API reference
- class pymurtree.OptimalDecisionTreeClassifier.OptimalDecisionTreeClassifier(time: int = 600, max_depth: int = 3, max_num_nodes: int | None = None, sparse_coefficient: float = 0.0, verbose: bool = False, all_trees: bool = False, incremental_frequency: bool = True, similarity_lower_bound: bool = True, node_selection: int = 0, feature_ordering: int = 0, random_seed: int = 3, cache_type: int = 0, duplicate_factor: int = 1)
OptimalDecisionTreeClassifier is a class that represents a PyMurTree model.
- depth() int
Returns the depth of the tree.
- Parameters:
None
- Returns:
int
- Return type:
The depth of the tree.
- export_dot(out_file: str = '', feature_names: ndarray | None = None, class_names: Dict[int, str] | None = None) None
Export the decision tree in DOT format for visualization with Graphviz. DOT representation is written to out_file if given, otherwise it is displayed on screen (standard output)
- Parameters:
out_file ((str, optional)) – Name of the output file.
feature_names ((numpy.ndarray, optional)) – 1D Numpy array that represents the names of the features.
class_names ((dict, optional)) – Dictionary with int keys and str values that represent the class names.
- Return type:
None
- Raises:
ValueError – If fit method has not been called (self.__tree is None):
- export_text(out_file: str = '', feature_names: ndarray | None = None, class_names: Dict[int, str] | None = None) None
Creates a text representation of all the rules in the decision tree. Text is written to out_file if given, otherwise it is displayed on screen (standard ouput).
- Parameters:
out_file ((str, optional)) – Name of the output file.
feature_names ((numpy.ndarray, optional)) – 1D Numpy array that represents the names of the features.

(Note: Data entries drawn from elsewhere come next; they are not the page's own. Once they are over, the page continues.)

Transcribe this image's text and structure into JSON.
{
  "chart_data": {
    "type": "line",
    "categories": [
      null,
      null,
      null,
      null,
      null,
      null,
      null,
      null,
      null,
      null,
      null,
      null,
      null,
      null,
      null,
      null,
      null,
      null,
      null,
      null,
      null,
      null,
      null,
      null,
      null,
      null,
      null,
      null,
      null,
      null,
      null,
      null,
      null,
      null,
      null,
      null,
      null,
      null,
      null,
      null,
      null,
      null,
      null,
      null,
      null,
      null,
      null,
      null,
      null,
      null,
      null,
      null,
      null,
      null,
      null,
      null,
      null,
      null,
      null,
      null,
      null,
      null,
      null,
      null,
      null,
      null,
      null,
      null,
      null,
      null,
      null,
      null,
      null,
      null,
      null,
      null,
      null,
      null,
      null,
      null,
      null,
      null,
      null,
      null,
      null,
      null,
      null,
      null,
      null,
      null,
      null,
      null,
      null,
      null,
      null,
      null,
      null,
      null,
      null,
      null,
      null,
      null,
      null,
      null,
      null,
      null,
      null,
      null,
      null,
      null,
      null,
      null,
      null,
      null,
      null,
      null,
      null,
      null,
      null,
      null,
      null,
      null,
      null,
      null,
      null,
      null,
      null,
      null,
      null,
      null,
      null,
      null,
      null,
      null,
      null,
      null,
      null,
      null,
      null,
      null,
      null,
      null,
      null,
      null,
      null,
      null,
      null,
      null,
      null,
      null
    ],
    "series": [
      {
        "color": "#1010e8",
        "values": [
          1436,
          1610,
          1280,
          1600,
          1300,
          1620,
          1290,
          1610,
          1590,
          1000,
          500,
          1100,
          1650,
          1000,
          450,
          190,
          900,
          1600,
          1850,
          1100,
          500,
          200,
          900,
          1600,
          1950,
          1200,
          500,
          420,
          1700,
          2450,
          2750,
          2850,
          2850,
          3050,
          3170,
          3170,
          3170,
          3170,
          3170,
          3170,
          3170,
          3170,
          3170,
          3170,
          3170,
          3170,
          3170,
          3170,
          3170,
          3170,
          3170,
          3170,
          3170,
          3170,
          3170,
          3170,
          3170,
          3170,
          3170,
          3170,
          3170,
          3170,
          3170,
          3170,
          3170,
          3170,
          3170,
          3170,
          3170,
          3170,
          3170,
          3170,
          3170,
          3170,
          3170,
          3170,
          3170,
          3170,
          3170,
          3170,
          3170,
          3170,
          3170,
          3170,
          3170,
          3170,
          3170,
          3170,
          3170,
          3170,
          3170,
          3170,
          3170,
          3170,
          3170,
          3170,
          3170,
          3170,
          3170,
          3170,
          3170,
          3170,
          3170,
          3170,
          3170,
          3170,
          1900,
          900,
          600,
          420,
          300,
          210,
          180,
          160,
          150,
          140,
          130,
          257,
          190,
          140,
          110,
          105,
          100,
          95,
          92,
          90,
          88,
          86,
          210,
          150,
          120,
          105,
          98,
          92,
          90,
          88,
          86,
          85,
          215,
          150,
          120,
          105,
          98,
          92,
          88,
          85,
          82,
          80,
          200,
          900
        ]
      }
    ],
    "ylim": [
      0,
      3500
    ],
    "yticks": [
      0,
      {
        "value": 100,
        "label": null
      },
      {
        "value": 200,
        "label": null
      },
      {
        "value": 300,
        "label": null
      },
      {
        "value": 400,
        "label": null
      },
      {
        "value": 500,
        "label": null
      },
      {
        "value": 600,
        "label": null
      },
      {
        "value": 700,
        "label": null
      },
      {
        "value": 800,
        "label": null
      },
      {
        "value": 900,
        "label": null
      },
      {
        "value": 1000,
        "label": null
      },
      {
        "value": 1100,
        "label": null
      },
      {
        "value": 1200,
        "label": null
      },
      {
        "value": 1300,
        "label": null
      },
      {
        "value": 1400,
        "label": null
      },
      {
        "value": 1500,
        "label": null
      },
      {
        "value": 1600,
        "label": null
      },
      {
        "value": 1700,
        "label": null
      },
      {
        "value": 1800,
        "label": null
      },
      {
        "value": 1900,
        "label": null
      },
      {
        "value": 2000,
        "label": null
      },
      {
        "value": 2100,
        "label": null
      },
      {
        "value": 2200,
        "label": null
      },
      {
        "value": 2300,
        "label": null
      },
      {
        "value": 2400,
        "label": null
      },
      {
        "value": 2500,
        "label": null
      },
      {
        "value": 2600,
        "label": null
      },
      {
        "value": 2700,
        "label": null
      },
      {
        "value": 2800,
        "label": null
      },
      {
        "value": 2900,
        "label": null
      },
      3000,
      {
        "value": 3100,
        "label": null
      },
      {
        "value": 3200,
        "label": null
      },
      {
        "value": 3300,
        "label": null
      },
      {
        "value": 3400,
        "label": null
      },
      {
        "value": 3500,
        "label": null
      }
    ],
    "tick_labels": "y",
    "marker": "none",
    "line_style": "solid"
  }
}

class_names ((dict, optional)) – Dictionary with int keys and str values that represent the class names.
- Return type:
None
- Raises:
ValueError – If fit method has not been called (self.__tree is None):
- fit(x: ndarray, y: ndarray, time: int | None = None, max_depth: int | None = None, max_num_nodes: int | None = None, sparse_coefficient: float | None = None, verbose: bool | None = None, all_trees: bool | None = None, incremental_frequency: bool | None = None, similarity_lower_bound: bool | None = None, node_selection: int | None = None, feature_ordering: int | None = None, random_seed: int | None = None, cache_type: int | None = None, duplicate_factor: int | None = None) None
Fits a PyMurTree model to the given training data.
- Parameters:
x ((numpy.ndarray)) – A 2D array that represents the input features of the training data.
y – (numpy.ndarray): A 1D array that represents the target variable of the training data.
time ((int, optional)) – The maximum time budget in seconds allowed for fitting the model. Defaults to None.
max_depth ((int, optional)) – The maximum depth of the trees in the ensemble. Defaults to None.
max_num_nodes ((int, optional)) – The maximum number of nodes for each tree in the ensemble. Defaults to None.
sparse_coefficient ((float, optional)) – The sparsity coefficient used for tree pruning. Defaults to None.
verbose ((bool, optional)) – If True, prints the progress of the training process. Defaults to None.
all_trees ((bool, optional)) – If True, returns all trees generated during the training process. Defaults to None.
incremental_frequency ((bool, optional)) – If True, uses incremental frequency counting. Defaults to None.
similarity_lower_bound ((bool, optional)) – If True, uses similarity lower bound pruning. Defaults to None.
node_selection ((int, optional)) – The method used for node selection. Defaults to None.
feature_ordering ((int, optional)) – The method used for feature ordering. Defaults to None.
random_seed ((int, optional)) – The random seed for the training process. Defaults to None.
cache_type (int, optional) – The type of cache used for storing the intermediate results. Defaults to None.
duplicate_factor (int, optional) – The duplicate factor used for parallelization. Defaults to None.
- Return type:
None
- Raises:
ValueError – If x or y is None or if they have a different number of rows.:
Examples
>>> model = PyMurTree() >>> x_train = np.array([[1, 2], [3, 4]]) >>> y_train = np.array([0, 1]) >>> model.fit(x_train, y_train)
- num_nodes() int
Returns the number of nodes in the tree.
- Parameters:
None
- Returns:
int
- Return type:
The number of nodes in the tree.
- predict(x: ndarray) ndarray
Predicts the target variable for the given input features.
- Parameters:
x (numpy.ndarray) (A 2D array that represents the input features of the test data.) – Each row corresponds to an instance, and each column corresponds to a feature.
- Returns:
numpy.ndarray – The i-th element in this array corresponds to the predicted target variable for the i-th instance in x.
- Return type:
A 1D array that represents the predicted target variable of the test data.
- score() int
Returns the misclassification score of the tree.
- Parameters:
None
- Returns:
int
- Return type:
The misclassification score of the tree.